The construction and placement of the installation also function to guide the narrative quality of the work. They require the viewer to engage directly and intimately with the installation by walking around the table and stopping to navigate the pages of the books. In a way, the viewer is taken on their own journey, mirroring the one Linares represents in Between Islands and Peninsulas, an immigrant’s story that transports you over time, space, and destinations.

Linares’ varied use of materials allows her to create works that are simultaneously delicate yet durable. She seeks to capture the contradictions of the human condition through materiality. In the artist books Todo Sigue IgualAgua Salada, and Alternative Realities, she uses seemingly disparate mediums to convey the coexistence of the contradictory emotions and ideas. The artist books, constructed geographies of text and images, evoke the feelings of nostalgia, displacement, and disorientation Linares experienced during her own diaspora.

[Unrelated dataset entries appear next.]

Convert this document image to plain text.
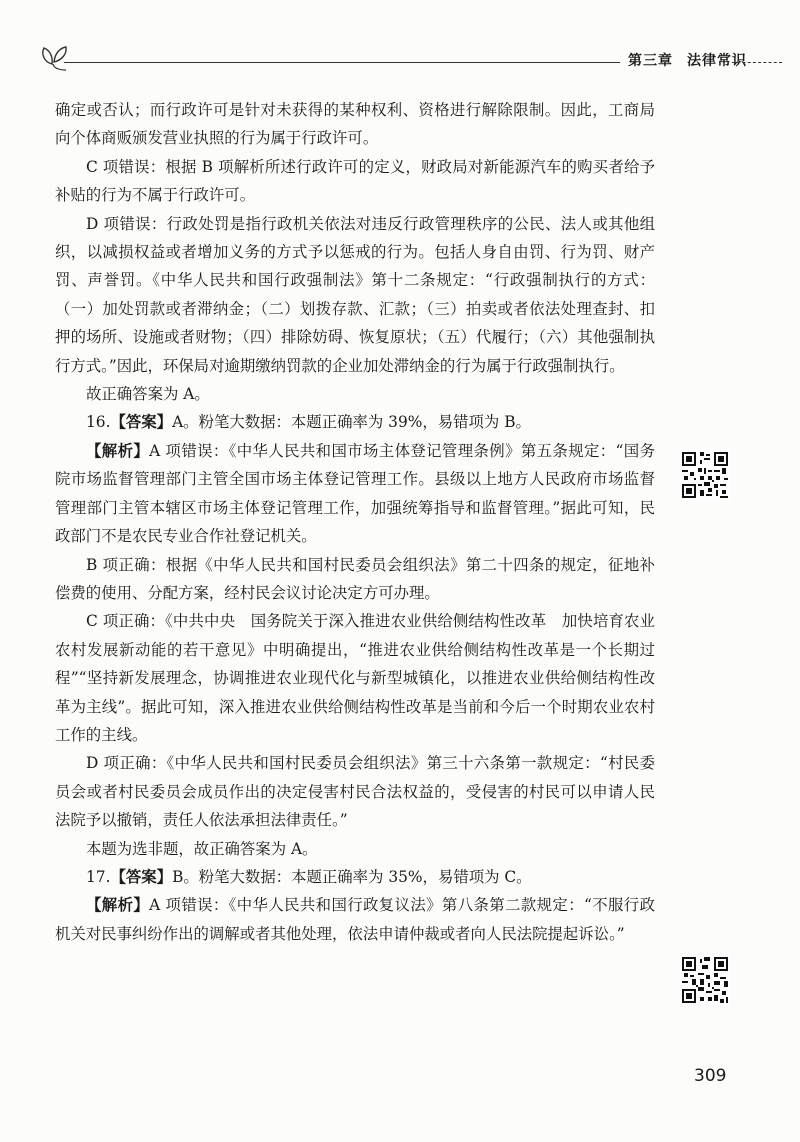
第三章 法律常识

确定或否认；而行政许可是针对未获得的某种权利、资格进行解除限制。因此，工商局向个体商贩颁发营业执照的行为属于行政许可。

C 项错误：根据 B 项解析所述行政许可的定义，财政局对新能源汽车的购买者给予补贴的行为不属于行政许可。

D 项错误：行政处罚是指行政机关依法对违反行政管理秩序的公民、法人或其他组织，以减损权益或者增加义务的方式予以惩戒的行为。包括人身自由罚、行为罚、财产罚、声誉罚。《中华人民共和国行政强制法》第十二条规定：“行政强制执行的方式：（一）加处罚款或者滞纳金；（二）划拨存款、汇款；（三）拍卖或者依法处理查封、扣押的场所、设施或者财物；（四）排除妨碍、恢复原状；（五）代履行；（六）其他强制执行方式。”因此，环保局对逾期缴纳罚款的企业加处滞纳金的行为属于行政强制执行。

故正确答案为 A。

16.【答案】A。粉笔大数据：本题正确率为 39%，易错项为 B。

【解析】A 项错误：《中华人民共和国市场主体登记管理条例》第五条规定：“国务院市场监督管理部门主管全国市场主体登记管理工作。县级以上地方人民政府市场监督管理部门主管本辖区市场主体登记管理工作，加强统筹指导和监督管理。”据此可知，民政部门不是农民专业合作社登记机关。

B 项正确：根据《中华人民共和国村民委员会组织法》第二十四条的规定，征地补偿费的使用、分配方案，经村民会议讨论决定方可办理。

C 项正确：《中共中央　国务院关于深入推进农业供给侧结构性改革　加快培育农业农村发展新动能的若干意见》中明确提出，“推进农业供给侧结构性改革是一个长期过程”“坚持新发展理念，协调推进农业现代化与新型城镇化，以推进农业供给侧结构性改革为主线”。据此可知，深入推进农业供给侧结构性改革是当前和今后一个时期农业农村工作的主线。

D 项正确：《中华人民共和国村民委员会组织法》第三十六条第一款规定：“村民委员会或者村民委员会成员作出的决定侵害村民合法权益的，受侵害的村民可以申请人民法院予以撤销，责任人依法承担法律责任。”

本题为选非题，故正确答案为 A。

17.【答案】B。粉笔大数据：本题正确率为 35%，易错项为 C。

【解析】A 项错误：《中华人民共和国行政复议法》第八条第二款规定：“不服行政机关对民事纠纷作出的调解或者其他处理，依法申请仲裁或者向人民法院提起诉讼。”

309
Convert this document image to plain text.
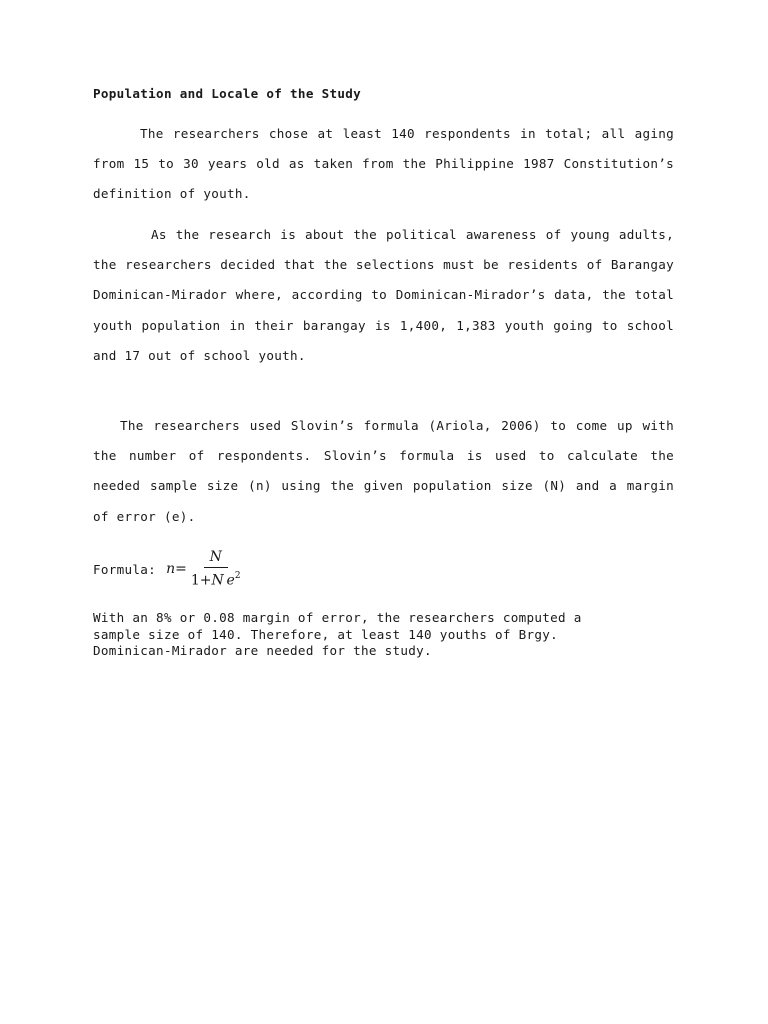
Population and Locale of the Study
The researchers chose at least 140 respondents in total; all aging from 15 to 30 years old as taken from the Philippine 1987 Constitution’s definition of youth.
As the research is about the political awareness of young adults, the researchers decided that the selections must be residents of Barangay Dominican-Mirador where, according to Dominican-Mirador’s data, the total youth population in their barangay is 1,400, 1,383 youth going to school and 17 out of school youth.
The researchers used Slovin’s formula (Ariola, 2006) to come up with the number of respondents. Slovin’s formula is used to calculate the needed sample size (n) using the given population size (N) and a margin of error (e).
Formula: $n = \frac{N}{1+N e^2}$
With an 8% or 0.08 margin of error, the researchers computed a
sample size of 140. Therefore, at least 140 youths of Brgy.
Dominican-Mirador are needed for the study.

Originally, the installation was to be presented as part of the New World School of the Arts’ BFA showcase, which was canceled due to the pandemic. Linares completed the installation during her participation in Bakehouse’s inaugural Summer Painting Open program from June through September 2020.

—Text by Laura Novoa

Amanda Linares is a Cuban-born visual artist who currently lives and works in Miami. Her work expands like branches using an immense variety of media from design and illustration to installation and photography. Influenced by literature and spatial awareness, Linares’ work explores narrative and spacial strategies through the use of reflection, transparency, revelation, found objects, and typographical solutions. Although in constant change, her work intimately dances between many universal issues, such as identity, displacement, absence, and reconnection.

Bakehouse Art Complex

Founded in 1985 by artists for artists, in a former industrial Art Deco-era bakery, Bakehouse Art Complex provides studio residencies, infrastructure, and community to enable the highest level of artistic creativity, development, and collaboration for the most promising talent.

Comprising approximately 100 Miami-based artists deriving from diverse backgrounds, working from painting to performance, traditional to experimental, individual to collective, Bakehouse provides space to develop their practice and build community. Bakehouse is the largest artist studio complex in Miami and houses more than 60 studios of varying sizes, two galleries, a classroom, print room, darkroom, ceramics facilities, and woodworking and welding areas.